Don't Worry Moyes, There Really Is No Success Like Failure

Embrace failure. The taste of it makes our palate for life far more mature. It is the essential ingredient for success. Although, just for good measure, I have my fingers crossed too, just like Moyes and Moores.

It's said that success breeds success but failure is a far more potent ingredient, which I suspect David Moyes will find out to his immense relief in a couple of years or so. Humiliation, disappointment and catastrophic loss - that's what makes people successful. That's why there's so much expectation in the new England cricket supremo, a man once written-off for his very public ruination.

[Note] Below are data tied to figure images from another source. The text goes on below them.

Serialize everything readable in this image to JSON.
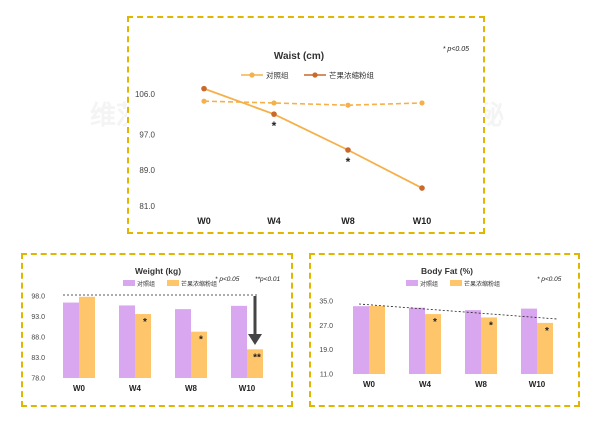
{
  "colors": {
    "border": "#e0b600",
    "control": "#f5b04a",
    "treatment": "#c96a2b",
    "control_bar": "#d9a7ef",
    "treatment_bar": "#ffc56b",
    "arrow": "#444444"
  },
  "watermark": "维茨之秘",
  "chart_data": [
    {
      "type": "line",
      "title": "Waist (cm)",
      "significance_note": "* p<0.05",
      "categories": [
        "W0",
        "W4",
        "W8",
        "W10"
      ],
      "yticks": [
        "106.0",
        "97.0",
        "89.0",
        "81.0"
      ],
      "ylim": [
        81,
        106
      ],
      "series": [
        {
          "name": "对照组",
          "values": [
            104.4,
            104.0,
            103.5,
            104.0
          ],
          "style": "dashed"
        },
        {
          "name": "芒果浓缩粉组",
          "values": [
            107.2,
            101.5,
            93.5,
            85.0
          ],
          "style": "solid"
        }
      ],
      "markers": [
        "",
        "*",
        "*",
        ""
      ]
    },
    {
      "type": "bar",
      "title": "Weight (kg)",
      "significance_notes": [
        "* p<0.05",
        "**p<0.01"
      ],
      "categories": [
        "W0",
        "W4",
        "W8",
        "W10"
      ],
      "yticks": [
        "98.0",
        "93.0",
        "88.0",
        "83.0",
        "78.0"
      ],
      "ylim": [
        78,
        98
      ],
      "series": [
        {
          "name": "对照组",
          "values": [
            96.4,
            95.7,
            94.8,
            95.6
          ]
        },
        {
          "name": "芒果浓缩粉组",
          "values": [
            97.8,
            93.6,
            89.3,
            85.0
          ]
        }
      ],
      "markers": [
        "",
        "*",
        "*",
        "**"
      ]
    },
    {
      "type": "bar",
      "title": "Body Fat (%)",
      "significance_note": "* p<0.05",
      "categories": [
        "W0",
        "W4",
        "W8",
        "W10"
      ],
      "yticks": [
        "35.0",
        "27.0",
        "19.0",
        "11.0"
      ],
      "ylim": [
        11,
        35
      ],
      "series": [
        {
          "name": "对照组",
          "values": [
            33.3,
            32.8,
            32.0,
            32.5
          ]
        },
        {
          "name": "芒果浓缩粉组",
          "values": [
            33.4,
            30.7,
            29.6,
            27.8
          ]
        }
      ],
      "markers": [
        "",
        "*",
        "*",
        "*"
      ]
    }
  ]
}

Peter Moores is widely recognised as one of the finest English coaches of his generation and he's just been reappointed to turn our chastened national team into winners again. When he first took on the mantle he was sacked after a partly self-inflicted falling-out with his irascible captain, Kevin Pietersen. Moores was too 'in your face', too enthusiastic and controlling, unable to soothe egos and motivate those more talented than he was. He was, in short, out of his depth.

He failed, went to lick his wounds and obviously tweaked his approach and personality. His subsequent coaching successes are proof of that. Perhaps a leopard can change his spots after all.

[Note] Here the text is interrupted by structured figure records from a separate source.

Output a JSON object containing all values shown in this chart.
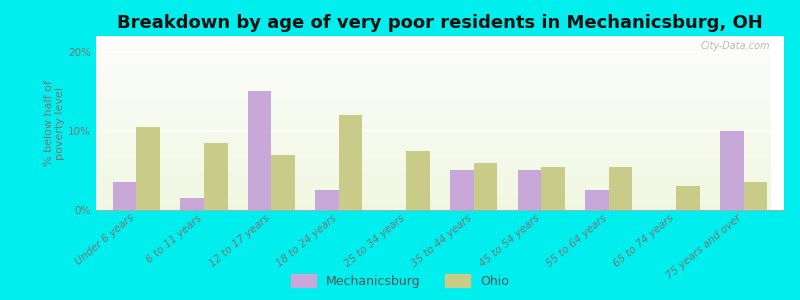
{
  "title": "Breakdown by age of very poor residents in Mechanicsburg, OH",
  "ylabel": "% below half of\npoverty level",
  "categories": [
    "Under 6 years",
    "6 to 11 years",
    "12 to 17 years",
    "18 to 24 years",
    "25 to 34 years",
    "35 to 44 years",
    "45 to 54 years",
    "55 to 64 years",
    "65 to 74 years",
    "75 years and over"
  ],
  "mechanicsburg": [
    3.5,
    1.5,
    15.0,
    2.5,
    0.0,
    5.0,
    5.0,
    2.5,
    0.0,
    10.0
  ],
  "ohio": [
    10.5,
    8.5,
    7.0,
    12.0,
    7.5,
    6.0,
    5.5,
    5.5,
    3.0,
    3.5
  ],
  "mechanicsburg_color": "#c8a8d8",
  "ohio_color": "#c8cc88",
  "bg_outer": "#00eeee",
  "ylim": [
    0,
    22
  ],
  "yticks": [
    0,
    10,
    20
  ],
  "ytick_labels": [
    "0%",
    "10%",
    "20%"
  ],
  "bar_width": 0.35,
  "legend_mechanicsburg": "Mechanicsburg",
  "legend_ohio": "Ohio",
  "title_fontsize": 13,
  "axis_label_fontsize": 8,
  "tick_label_fontsize": 7.5
}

That transformation is mirrored elsewhere in sport. Three football coaches vying for the top managerial prize are all former failures - Brendan Rogers, Tony Pulis and Steve Bruce. They may be tasting success now but they're drawing on deeply-held experiences of failure. Sometimes to know what's right you have to first figure out what's wrong.

The trouble is we live in a society in which second chances are rarely offered - yet when they are it is very often the best thing that has ever happened. William Hague, for instance, was widely regarded as a terrible failure as a Tory leader. Today, he's one of the most sensible in Cabinet, a genuine (and sadly rare) British statesman.

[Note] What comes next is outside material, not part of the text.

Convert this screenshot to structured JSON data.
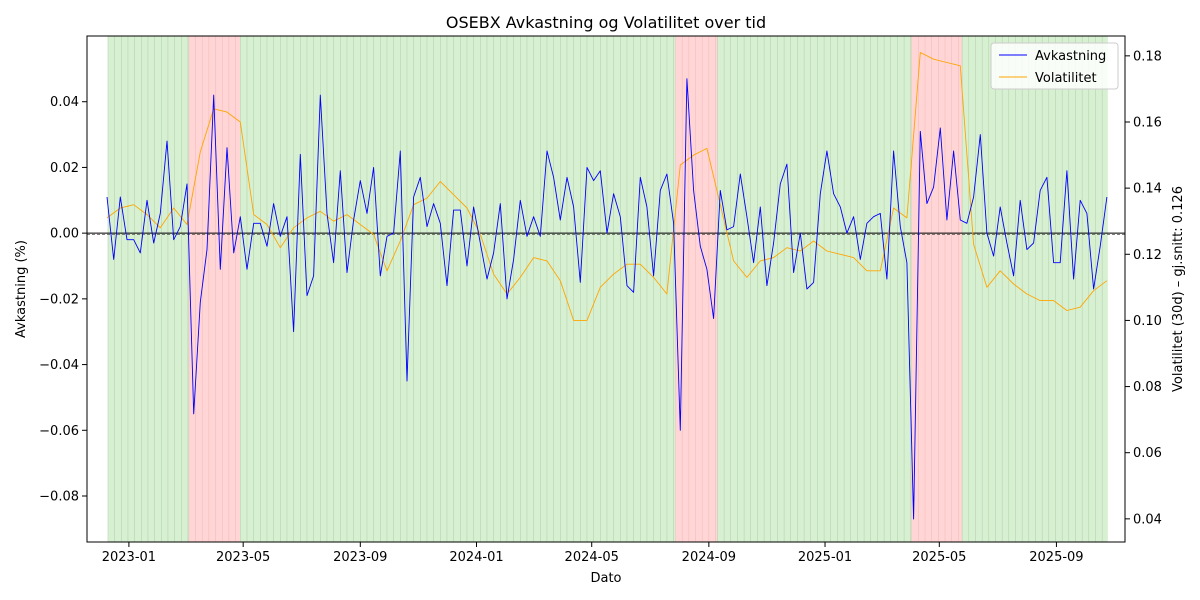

Richard Branson is derided for his failures but there's no doubt that, without them, his successes wouldn't have been nearly so spectacular. I once worked for a senior media figure who, after a succession of senior roles, had never experienced failure. Yet it was only after they did that they truly began to flower - it was as if they understood who they were and what far grander goals they were now capable of achieving.

'There's no success like failure,' sang Bob Dylan in Love Minus Zero, a sentiment wisely echoed by Prince Andrew recently (and he should know!) when he launched a scheme to boost start-up businesses in Britain. He said: 'Failure is not something to be afraid of because so much of life is understanding about failure and the lessons to be learnt from failure. There must be a learning process to success and part of that must be being challenged so that the logical outcome will be failure, so that you can learn from that failure.'

Despite his rare fortune, the Prince knows well of what he speaks. Marriage, business ventures, public persona, tacky architectural design - the taste of failure must be a bitter one for someone so high-profile.

So why do the rest of us fear failure? Why do we only measure ourselves by (sometimes shallow) success rather than lessons learned? The Prince thinks the important word is failure, I think it's fear.

A former colleague recently told me it must be 'scary' trying to reinvent yourself by suddenly changing career. It's taken me a year to figure out that the stability which he so craves is what induces fear, not upheaval. Familiarity dulls the senses, unpredictability fires the synapses. Sitting still makes us scared to leap, taking the leap makes us question why we spent all that time sitting still.

So, no I told him, it isn't scary. It's energising. You need to put yourself in a position where failure is an option because that's what will instil strength, confidence and ability.

Embrace fear and it will inspire; avoid it and it will stymie.

More than that - embrace failure. The taste of it makes our palate for life far more mature. It is the essential ingredient for success. Although, just for good measure, I have my fingers crossed too, just like Moyes and Moores.